Wednesday, August 11, 2004

Who should we pray to? (part 2)...

Wendy, and anyone else who's interested, the spot in Koukl's radio broadcast where he addresses this topic is approximately 1 hour and 19 minutes into the show. He takes a call from a caller named Larry. The spot lasts about 4 or 5 minutes. Greg didn't address Stephen calling out to Jesus, which is another topic we should discuss sometime - the fact that Stephen models the same words that Jesus used on the cross, nor does he address Paul speaking about his thorn in the flesh. The scripture regarding Stephen is:
When they heard these things, they became furious and ground their teeth at him. But Stephen, full of the Holy Spirit, looked intently toward heaven and saw the glory of God, and Jesus standing at the right hand of God. “Look!” he said. “I see the heavens opened, and the Son of Man standing at the right hand of God!” But they covered their ears, shouting out with a loud voice, and rushed at him with one intent. When they had driven him out of the city, they began to stone him, and the witnesses laid their cloaks at the feet of a young man named Saul. They continued to stone Stephen while he prayed, “Lord Jesus, receive my spirit!” Then he fell to his knees and cried out with a loud voice, “Lord, do not hold this sin against them!” When he had said this, he died. - Acts 7:54-60 (NET)
What he does address is that when we "pray in the name of Jesus," we are going to the Father by the authority Jesus has given us through the power of the Holy Spirit. Koukl references Hebrews 10 with regards to the interworkings of the Trinity. Here is an excerpt:
By his will we have been made holy through the offering of the body of Jesus Christ once for all. And every priest stands day after day serving and offering the same sacrifices again and again—sacrifices that can never take away sins. But when this priest had offered one sacrifice for sins for all time, he sat down at the right hand of God, where he is now waiting until his enemies are made a footstool for his feet. For by one offering he has perfected for all time those who are made holy. And the Holy Spirit also witnesses to us, for after saying, “This is the covenant that I will establish with them after those days, says the Lord. I will put my laws on their hearts and I will inscribe them on their minds,” then he says, “Their sins and their lawless deeds I will remember no longer.” - Hebrews 10:10-17 (NET)
I think that, regardless of any debate on this topic, the important point to note is that Christians should become more aware of their theology and just how it affects their Christian walk. One of Wendy's comments sums it up nicely:
I believe that Christians should pray with purpose and intent, and knowing each Person in the Trinity is unique is what leads me to address a certain Person within the Trinity depending on what I am praying for.
Update: I was scanning the Heidelberg Catechism and found that questions 119 and 120 related to this topic.
119. Q. What is the Lord's prayer? A. Our Father who art in heaven, Hallowed be Thy Name.
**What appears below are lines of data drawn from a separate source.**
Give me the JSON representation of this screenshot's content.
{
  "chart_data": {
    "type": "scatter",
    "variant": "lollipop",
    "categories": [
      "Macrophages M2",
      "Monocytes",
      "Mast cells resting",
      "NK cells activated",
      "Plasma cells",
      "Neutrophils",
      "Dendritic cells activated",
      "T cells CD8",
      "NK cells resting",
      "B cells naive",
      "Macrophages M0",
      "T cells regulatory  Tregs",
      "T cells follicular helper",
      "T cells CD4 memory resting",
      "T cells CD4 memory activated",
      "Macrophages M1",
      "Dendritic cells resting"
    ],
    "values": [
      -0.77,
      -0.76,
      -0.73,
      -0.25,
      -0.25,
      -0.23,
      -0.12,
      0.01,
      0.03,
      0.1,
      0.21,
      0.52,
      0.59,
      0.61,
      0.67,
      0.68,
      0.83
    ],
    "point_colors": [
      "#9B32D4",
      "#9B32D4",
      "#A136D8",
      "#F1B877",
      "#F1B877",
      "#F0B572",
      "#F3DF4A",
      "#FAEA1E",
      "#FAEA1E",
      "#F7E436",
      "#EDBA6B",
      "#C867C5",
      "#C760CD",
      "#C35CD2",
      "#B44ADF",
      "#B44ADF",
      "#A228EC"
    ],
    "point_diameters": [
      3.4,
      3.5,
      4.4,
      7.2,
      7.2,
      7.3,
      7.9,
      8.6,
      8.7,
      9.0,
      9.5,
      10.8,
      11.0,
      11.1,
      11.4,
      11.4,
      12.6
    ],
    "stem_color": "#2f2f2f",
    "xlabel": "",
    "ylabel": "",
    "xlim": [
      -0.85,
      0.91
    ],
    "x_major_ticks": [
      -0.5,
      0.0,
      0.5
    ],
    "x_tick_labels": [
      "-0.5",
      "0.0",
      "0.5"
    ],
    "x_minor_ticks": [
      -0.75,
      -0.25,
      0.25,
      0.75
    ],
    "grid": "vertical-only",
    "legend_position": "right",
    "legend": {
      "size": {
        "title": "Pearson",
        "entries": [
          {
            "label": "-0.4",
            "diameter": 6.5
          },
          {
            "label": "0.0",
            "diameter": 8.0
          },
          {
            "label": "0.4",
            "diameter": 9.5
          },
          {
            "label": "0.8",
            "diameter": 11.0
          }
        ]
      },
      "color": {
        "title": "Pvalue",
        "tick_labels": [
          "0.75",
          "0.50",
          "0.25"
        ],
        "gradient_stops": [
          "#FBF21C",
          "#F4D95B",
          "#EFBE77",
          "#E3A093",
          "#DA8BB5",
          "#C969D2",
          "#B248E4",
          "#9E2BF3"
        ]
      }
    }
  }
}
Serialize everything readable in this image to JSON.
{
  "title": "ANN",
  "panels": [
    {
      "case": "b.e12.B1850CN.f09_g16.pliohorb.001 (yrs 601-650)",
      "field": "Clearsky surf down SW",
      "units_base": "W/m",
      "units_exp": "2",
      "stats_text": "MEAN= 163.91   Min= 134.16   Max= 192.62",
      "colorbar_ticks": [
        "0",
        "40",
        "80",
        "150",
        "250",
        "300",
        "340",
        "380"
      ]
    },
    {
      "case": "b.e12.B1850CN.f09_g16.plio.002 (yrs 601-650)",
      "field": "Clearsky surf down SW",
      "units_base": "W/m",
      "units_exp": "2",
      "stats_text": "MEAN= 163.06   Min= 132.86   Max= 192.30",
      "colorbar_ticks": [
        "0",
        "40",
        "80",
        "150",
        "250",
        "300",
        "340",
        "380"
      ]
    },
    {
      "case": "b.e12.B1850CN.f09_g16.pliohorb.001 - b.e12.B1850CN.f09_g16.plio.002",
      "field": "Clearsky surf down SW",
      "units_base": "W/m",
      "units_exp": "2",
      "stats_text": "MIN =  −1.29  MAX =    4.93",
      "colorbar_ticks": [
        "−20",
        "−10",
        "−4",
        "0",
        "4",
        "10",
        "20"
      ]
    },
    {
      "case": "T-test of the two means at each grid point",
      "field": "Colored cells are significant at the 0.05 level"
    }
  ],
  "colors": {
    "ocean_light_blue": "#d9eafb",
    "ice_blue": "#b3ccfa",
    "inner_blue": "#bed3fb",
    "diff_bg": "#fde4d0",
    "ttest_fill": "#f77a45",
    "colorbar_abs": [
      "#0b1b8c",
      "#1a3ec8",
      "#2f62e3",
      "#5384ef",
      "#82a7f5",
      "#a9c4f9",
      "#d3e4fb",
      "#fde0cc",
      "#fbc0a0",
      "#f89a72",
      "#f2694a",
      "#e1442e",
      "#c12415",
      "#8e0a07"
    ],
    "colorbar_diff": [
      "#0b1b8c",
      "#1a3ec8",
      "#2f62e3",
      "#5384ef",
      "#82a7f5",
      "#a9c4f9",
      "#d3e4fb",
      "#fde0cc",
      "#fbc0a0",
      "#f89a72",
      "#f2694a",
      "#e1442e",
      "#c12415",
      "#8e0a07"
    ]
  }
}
Thy kingdom come, Thy will be done, On earth as it is in heaven. Give us this day our daily bread; And forgive us our debts, As we also have forgiven our debtors; And lead us not into temptation, But deliver us from the evil one. For Thine is the kingdom, and the power, and the glory, for ever. Amen.[1] [1] Matt. 6:9-13; Luke 11:2-4. 120. Q. Why has Christ commanded us to address God as Our Father? A. To awaken in us at the very beginning of our prayer that childlike reverence and trust toward God which should be basic to our prayer: God has become our Father through Christ and will much less deny us what we ask of Him in faith than our fathers would refuse us earthly things.[1] [1] Matt. 7:9-11; Luke 11:11-13.